Dino U-Net leverages dense features from a frozen DINOv3 foundation model to set new benchmarks in medical image segmentation.

A machine-rendered reading of the paper's core claim, the machinery that carries it, and where it could break.

The paper proposes Dino U-Net, which builds a U-Net around a frozen DINOv3 vision model to use its high-quality dense features for segmenting medical images. It adds an adapter to combine semantic and spatial details and a fidelity-aware projection module to keep those features intact when reducing dimensions for the decoder. Experiments on seven public datasets across different modalities show it outperforms earlier approaches, and performance gets better as the backbone grows to seven billion parameters. A sympathetic reader would care because this offers a way to improve clinical imaging tools by reusing powerful general-purpose models without retraining everything from scratch.

Core claim

Dino U-Net achieves state-of-the-art performance by exploiting the high-fidelity dense features of the DINOv3 vision foundation model in an encoder-decoder architecture. The encoder uses a frozen DINOv3 backbone with a specialized adapter to fuse rich semantic features with low-level spatial details, and the fidelity-aware projection module refines and projects these features for the decoder. This approach is highly scalable, with segmentation accuracy improving as the backbone model size increases up to the 7-billion-parameter variant, and it works across various imaging modalities on seven diverse datasets.

What carries the argument

The fidelity-aware projection module (FAPM), which refines and projects the high-fidelity dense features from the DINOv3 backbone to the decoder while preserving their quality during dimensionality reduction.

If this is right

  • Segmentation performance scales positively with increasing backbone size up to 7 billion parameters.
  • The method outperforms previous approaches on seven diverse medical image datasets across modalities.
  • It provides a parameter-efficient solution by keeping the foundation model frozen.
  • Transfer of natural image features to medical segmentation is effective with the proposed adapter and projection.

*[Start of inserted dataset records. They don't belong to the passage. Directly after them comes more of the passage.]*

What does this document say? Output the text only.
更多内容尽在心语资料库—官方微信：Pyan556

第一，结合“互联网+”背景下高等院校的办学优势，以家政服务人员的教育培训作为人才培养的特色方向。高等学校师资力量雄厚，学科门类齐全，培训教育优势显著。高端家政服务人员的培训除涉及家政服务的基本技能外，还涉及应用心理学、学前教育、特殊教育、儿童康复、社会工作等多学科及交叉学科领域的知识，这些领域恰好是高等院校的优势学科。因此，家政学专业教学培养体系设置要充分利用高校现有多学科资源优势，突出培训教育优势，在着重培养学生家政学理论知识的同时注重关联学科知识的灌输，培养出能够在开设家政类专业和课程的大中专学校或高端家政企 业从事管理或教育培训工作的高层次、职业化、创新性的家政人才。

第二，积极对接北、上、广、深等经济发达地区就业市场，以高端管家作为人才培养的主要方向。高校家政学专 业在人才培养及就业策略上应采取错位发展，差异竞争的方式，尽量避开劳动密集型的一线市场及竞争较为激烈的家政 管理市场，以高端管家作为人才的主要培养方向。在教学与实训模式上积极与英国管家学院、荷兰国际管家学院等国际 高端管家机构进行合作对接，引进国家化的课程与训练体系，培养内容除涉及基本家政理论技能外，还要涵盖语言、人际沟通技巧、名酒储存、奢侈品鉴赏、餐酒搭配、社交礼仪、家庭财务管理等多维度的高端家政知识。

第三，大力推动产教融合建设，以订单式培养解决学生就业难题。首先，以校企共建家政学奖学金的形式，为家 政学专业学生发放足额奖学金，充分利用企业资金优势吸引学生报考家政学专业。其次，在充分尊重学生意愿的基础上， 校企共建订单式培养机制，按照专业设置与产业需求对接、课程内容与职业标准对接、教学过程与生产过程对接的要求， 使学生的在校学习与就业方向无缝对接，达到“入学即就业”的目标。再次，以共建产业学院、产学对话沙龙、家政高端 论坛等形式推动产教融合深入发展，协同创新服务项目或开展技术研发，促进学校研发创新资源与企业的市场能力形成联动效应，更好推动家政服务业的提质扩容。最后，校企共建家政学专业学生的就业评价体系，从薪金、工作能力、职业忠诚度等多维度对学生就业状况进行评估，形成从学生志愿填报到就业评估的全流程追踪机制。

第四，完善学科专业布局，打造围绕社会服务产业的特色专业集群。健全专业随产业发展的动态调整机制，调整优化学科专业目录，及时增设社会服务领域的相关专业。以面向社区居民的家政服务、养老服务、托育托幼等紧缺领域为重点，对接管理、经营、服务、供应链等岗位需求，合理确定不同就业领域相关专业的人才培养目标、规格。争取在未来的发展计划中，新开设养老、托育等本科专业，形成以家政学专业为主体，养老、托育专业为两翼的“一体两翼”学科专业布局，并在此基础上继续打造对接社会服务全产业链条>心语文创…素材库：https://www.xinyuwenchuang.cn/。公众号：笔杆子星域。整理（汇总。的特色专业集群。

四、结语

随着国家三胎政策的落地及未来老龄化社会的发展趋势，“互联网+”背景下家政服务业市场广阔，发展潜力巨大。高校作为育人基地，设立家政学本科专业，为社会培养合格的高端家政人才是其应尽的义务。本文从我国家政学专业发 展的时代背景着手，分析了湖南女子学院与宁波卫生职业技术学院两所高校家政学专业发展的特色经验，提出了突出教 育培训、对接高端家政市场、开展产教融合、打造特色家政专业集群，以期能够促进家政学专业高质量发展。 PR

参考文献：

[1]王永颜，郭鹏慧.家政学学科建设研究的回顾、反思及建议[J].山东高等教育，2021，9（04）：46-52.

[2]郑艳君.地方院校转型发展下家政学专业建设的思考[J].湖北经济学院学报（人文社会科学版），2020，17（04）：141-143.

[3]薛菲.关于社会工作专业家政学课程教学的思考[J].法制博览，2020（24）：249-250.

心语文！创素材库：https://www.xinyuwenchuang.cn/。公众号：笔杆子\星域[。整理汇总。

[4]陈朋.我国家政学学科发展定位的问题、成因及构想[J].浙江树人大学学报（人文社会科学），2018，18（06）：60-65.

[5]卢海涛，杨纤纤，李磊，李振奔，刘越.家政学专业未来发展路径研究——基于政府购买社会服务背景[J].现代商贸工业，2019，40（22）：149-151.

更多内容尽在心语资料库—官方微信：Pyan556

Where Pith is reading between the lines

These are editorial extensions of the paper, not claims the author makes directly.

  • If the transfer works well here, similar adapters might allow foundation models to boost other medical imaging tasks like classification or detection.
  • Testing on private clinical datasets would check if the gains hold in real-world hospital settings.
  • Exploring even larger or differently trained foundation models could reveal further accuracy improvements.

Load-bearing premise

The high-fidelity features from DINOv3 pre-trained on natural images transfer effectively to medical images without major loss of clinical relevance or introduction of artifacts.

What would settle it

Running Dino U-Net on an additional medical segmentation dataset where it fails to match or exceed the accuracy of the current best method, or where larger models do not yield better results, would challenge the central claim.

Figures

Figures reproduced from arXiv: 2508.20909 by Feng Yuan, Haoyue Li, Xiaosong Wang, Xin Gao, Yifan Gao.

Figure 2
Figure 2. Figure 2: The detailed architecture of our proposed FAPM. The module operates [PITH_FULL_IMAGE:figures/full_fig_p004_2.png] view at source ↗
Figure 3
Figure 3. Figure 3: Qualitative comparison of segmentation results on representative samples from the seven evaluated datasets. Each column displays a different method, [PITH_FULL_IMAGE:figures/full_fig_p006_3.png] view at source ↗
Figure 4
Figure 4. Figure 4: Ablation study on the proposed FAPM. (a) Parameter comparison between models with and without FAPM across different scales (S, B, L, 7B). [PITH_FULL_IMAGE:figures/full_fig_p008_4.png] view at source ↗
read the original abstract

Foundation models pre-trained on large-scale natural image datasets offer a powerful paradigm for medical image segmentation. However, effectively transferring their learned representations for precise clinical applications remains a challenge. In this work, we propose Dino U-Net, a novel encoder-decoder architecture designed to exploit the high-fidelity dense features of the DINOv3 vision foundation model. Our architecture introduces an encoder built upon a frozen DINOv3 backbone, which employs a specialized adapter to fuse the model's rich semantic features with low-level spatial details. To preserve the quality of these representations during dimensionality reduction, we design a new fidelity-aware projection module (FAPM) that effectively refines and projects the features for the decoder. We conducted extensive experiments on seven diverse public medical image segmentation datasets. Our results show that Dino U-Net achieves state-of-the-art performance, consistently outperforming previous methods across various imaging modalities. Our framework proves to be highly scalable, with segmentation accuracy consistently improving as the backbone model size increases up to the 7-billion-parameter variant. The findings demonstrate that leveraging the superior, dense-pretrained features from a general-purpose foundation model provides a highly effective and parameter-efficient approach to advance the accuracy of medical image segmentation. The code is available at https://github.com/yifangao112/DinoUNet.

Editorial analysis

A structured set of objections, weighed in public.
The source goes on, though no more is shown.